Warum Oliver Tissot die Prunksitzung in Veitshöchheim für notwendig hält
19.1.2021, 13:55 UhrHerr Tissot, Sie gehören zu den Stars der Fernsehprunksitzung in Veitshöchheim. In einer guten Woche wird Ihr Auftritt aufgezeichnet. Ist Ihre Nummer fertig?
Nein! Der CDU-Vorsitz wird ja erst am Wochenende entschieden und dann steht auch noch die Vereidigung des neuen Präsidenten Joe Biden in den USA an. Womöglich passiert da wieder ein Sturm aufs Kapitol. Wir wollen so aktuell wie möglich sein. Der Regieplan wird täglich aktualisiert.
Wegen der Pandemie werden natürlich auch keine Politiker eingeladen. Markus Söder war stets der heimliche Star der Sendung. Jetzt ist bei Ihrem Auftritt der Saal leer. Furchtbar, oder?
Es war uns immer die größte Freude, in die Gesichter der Politiker zu sehen, wenn sie derbleckt werden. Söder wusste ja, dass da die Kamera auf ihn gerichtet ist und hat immer gelächelt. Andere haben dumm geschaut. Wir wussten, dass viele Politiker regelrecht darauf lauerten, erwähnt zu werden. Jetzt führen wir eher ein Kammerspiel auf.
Klingt aber sehr traurig.
Na, wir machen aber schon sehr lustige Gimmicks. Denn Lachen ist gesund. Eine wissenschaftliche Studie hat nachgewiesen, dass der Körper beim Lachen Killerzellen produziert, die Viren im Blut vernichten. Das brauchen wir jetzt! Lacht Euch also gesund!

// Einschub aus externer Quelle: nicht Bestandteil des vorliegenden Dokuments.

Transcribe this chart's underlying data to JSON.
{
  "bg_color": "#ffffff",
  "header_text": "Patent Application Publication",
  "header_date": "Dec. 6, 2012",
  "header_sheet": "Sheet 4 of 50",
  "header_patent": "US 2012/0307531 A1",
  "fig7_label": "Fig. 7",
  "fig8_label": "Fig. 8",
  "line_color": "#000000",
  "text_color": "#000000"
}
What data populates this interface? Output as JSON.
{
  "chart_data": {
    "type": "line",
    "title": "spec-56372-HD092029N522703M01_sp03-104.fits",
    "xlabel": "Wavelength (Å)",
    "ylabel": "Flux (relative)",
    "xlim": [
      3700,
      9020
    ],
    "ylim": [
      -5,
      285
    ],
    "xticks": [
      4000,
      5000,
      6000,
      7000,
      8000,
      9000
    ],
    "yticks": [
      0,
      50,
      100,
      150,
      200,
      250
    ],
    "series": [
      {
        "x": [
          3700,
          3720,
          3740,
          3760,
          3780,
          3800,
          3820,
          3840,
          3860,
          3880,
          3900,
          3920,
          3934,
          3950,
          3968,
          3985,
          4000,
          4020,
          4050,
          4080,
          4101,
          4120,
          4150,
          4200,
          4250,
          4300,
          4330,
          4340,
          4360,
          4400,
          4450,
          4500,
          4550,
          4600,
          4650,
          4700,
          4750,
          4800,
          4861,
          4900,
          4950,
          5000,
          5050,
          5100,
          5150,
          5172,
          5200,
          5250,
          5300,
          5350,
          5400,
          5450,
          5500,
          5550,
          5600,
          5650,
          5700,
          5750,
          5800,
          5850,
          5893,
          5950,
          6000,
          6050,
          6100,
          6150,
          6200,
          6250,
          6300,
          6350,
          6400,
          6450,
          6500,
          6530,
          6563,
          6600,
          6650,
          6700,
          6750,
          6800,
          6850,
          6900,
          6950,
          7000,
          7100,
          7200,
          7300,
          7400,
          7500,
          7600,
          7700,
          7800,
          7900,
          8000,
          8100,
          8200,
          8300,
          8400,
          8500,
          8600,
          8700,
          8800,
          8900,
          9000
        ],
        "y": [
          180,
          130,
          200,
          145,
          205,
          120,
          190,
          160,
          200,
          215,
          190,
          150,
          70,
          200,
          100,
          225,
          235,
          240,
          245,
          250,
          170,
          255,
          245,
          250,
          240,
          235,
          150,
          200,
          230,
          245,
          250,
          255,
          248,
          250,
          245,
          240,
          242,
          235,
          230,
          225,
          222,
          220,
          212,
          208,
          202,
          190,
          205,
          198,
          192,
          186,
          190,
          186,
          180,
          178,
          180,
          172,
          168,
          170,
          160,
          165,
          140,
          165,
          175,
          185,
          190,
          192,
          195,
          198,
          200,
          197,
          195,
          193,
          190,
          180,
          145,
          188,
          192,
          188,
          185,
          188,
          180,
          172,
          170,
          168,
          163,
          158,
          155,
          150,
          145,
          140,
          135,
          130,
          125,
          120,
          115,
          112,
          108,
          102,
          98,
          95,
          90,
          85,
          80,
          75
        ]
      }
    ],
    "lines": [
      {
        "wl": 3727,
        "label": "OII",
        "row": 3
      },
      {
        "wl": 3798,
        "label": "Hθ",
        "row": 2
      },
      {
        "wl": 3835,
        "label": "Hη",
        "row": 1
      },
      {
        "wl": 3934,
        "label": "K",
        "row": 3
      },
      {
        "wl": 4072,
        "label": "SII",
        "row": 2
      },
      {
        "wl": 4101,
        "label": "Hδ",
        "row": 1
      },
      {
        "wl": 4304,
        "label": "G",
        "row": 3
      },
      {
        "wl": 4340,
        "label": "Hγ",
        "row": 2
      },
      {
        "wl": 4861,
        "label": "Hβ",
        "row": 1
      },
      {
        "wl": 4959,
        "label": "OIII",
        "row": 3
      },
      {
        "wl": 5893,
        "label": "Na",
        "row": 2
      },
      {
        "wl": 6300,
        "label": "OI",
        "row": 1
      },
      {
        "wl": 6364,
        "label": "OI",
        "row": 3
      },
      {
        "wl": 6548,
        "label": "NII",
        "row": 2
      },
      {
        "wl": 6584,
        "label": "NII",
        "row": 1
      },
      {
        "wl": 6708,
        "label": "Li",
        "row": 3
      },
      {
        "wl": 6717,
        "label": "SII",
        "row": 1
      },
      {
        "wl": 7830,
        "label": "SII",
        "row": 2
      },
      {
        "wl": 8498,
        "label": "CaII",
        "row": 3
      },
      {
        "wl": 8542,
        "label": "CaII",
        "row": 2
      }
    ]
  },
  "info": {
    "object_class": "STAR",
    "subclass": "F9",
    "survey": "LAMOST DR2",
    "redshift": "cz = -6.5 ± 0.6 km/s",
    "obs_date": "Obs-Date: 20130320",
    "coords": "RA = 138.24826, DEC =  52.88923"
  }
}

Bernd Händel wird als Sitzungspräsident wieder durch den Abend leiten und die einzelnen Programmpunkte ankündigen. Eine schwierige Aufgabe, ohne Publikum.
Alle Nummern sind diesmal kürzer, dichter und abwechslungsreicher. Wir diskutieren gerade, ob wir Lacher vom Band einspielen, vielleicht einen Tusch? Oder ob das befremdlich wirkt. Die neue Situation bedeutet auch eine ganz andere Herausforderung für den Regisseur. Aber es ist absolut notwendig, dass wir diese Sendung machen. Viele Menschen sehnen sich nach Heiterem in dieser tristen Zeit.
Sie traten in den Vorjahren als Raumfahrer und als Einstein auf, wie präsentieren Sie sich heuer?
Also, verraten dürfen wir nichts. Aber ich werde kleinere Einsätze als Störer haben und werde verantwortlich für eine große Innovation sein.
Na, jetzt wissen wir es . . . Wie ist das, Witze zu reißen und die Politik wortakrobatisch aufs Korn zu nehmen, wenn vor Ihnen im Saal keiner sitzt und lacht?
Natürlich ist die Reaktion des Publikums für uns sehr wichtig. An dreckigen Lachern merkt man: Da könntest Du jetzt nochmal nachschießen. Bei Volker Heißmann sieht man es genau, da ist das Timing seines Slapsticks von der Reaktion des Publikums abhängig. Das fällt jetzt weg. Aber uns steckt ja so der Schalk im Nacken. Da tut das jetzt keinen Abbruch, dass der Saal leer ist. Es fällt uns immer ein blöder Nachsatz ein. Ich drehe da eher noch auf, wenn keine Reaktion kommt.
Ganz alleine sind Sie nicht auf der Bühne. Da ist zum Beispiel der Kameramann . . .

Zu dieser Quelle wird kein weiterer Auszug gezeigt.